UPDATE: Earlier today, NEI issued a one-page summary on the events in Japan. Text follows:
The Kashiwazaki-Kariwa nuclear power plant successfully withstood a major earthquake that struck northwestern Japan on July 16. The operating reactors shut down as designed. Some radioactivity was released as result of the event, but no public or environmental harm has resulted from the releases. The company still is investigating the full effects of the earthquake but has stated that there is no environmental or safety impact beyond the plant site.
A strong earthquake that struck northwestern Japan on Monday affected operations at the seven-unit Kashiwazaki-Kariwa nuclear power plant. Four of the reactors shut down automatically, as designed (the other three were not operating at the time).
The earthquake caused approximately 300 gallons of water to spill from one reactor’s used fuel pool into an adjacent tank, from which it was then pumped to the sea.
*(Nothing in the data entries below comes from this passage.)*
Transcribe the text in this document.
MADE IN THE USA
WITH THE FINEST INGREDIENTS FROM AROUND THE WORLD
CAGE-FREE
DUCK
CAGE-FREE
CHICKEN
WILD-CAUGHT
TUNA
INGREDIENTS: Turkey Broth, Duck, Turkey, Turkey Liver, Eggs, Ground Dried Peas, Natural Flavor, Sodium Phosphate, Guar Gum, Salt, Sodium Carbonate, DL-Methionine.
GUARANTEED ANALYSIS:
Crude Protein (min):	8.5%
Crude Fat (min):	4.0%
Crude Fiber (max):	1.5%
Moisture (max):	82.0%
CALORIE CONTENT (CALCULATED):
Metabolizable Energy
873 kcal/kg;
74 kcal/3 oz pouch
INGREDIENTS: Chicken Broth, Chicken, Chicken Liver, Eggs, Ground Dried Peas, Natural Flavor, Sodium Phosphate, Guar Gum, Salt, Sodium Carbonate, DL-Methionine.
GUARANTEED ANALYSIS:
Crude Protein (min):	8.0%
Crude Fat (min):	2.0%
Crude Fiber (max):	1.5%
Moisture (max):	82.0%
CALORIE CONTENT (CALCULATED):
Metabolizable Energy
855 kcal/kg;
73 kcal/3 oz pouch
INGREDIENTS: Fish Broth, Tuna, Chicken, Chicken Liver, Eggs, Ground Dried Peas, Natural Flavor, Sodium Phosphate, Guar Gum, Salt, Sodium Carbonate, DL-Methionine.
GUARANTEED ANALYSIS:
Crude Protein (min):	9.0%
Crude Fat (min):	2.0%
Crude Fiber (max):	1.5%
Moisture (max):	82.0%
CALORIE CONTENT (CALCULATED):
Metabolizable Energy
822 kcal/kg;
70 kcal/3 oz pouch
The water contained a small amount of radioactivity—about two microcuries, according to officials with Tokyo Electric Power Co. (TEPCO). The company stopped the release of the radioactive water, but not before it reached the Sea of Japan.
According to official reports, no “significant change” to the seawater has been detected near the plant. Jun Oshima, an executive at TEPCO, told the Associated Press that “the radioactivity is one-billionth the legal limit” of the water from the plant.
According to some reports, the earthquake also tipped over barrels containing low-level radioactive waste. A TEPCO spokesman said the company still was determining whether any barrels had leaked, but said it had found no effect outside of the plant.
The earthquake, estimated at 6.6-6.8 on the Richter scale, also caused a transformer fire at the facility that was quickly extinguished. The fire and the releases were not related.
Despite the considerable damage to the surrounding area, the Kashiwazaki-Kariwa nuclear plant performed as designed and withstood the effects of the earthquake. As a result, no environmental damage has resulted from the quake’s impact on the plant.
U.S. and Japanese nuclear plants are built with a “defense-in-depth” philosophy that uses multiple safety barriers and redundant, physically separated safety systems to ensure that public health and safety is assured even in severe circumstances like hurricanes and earthquakes.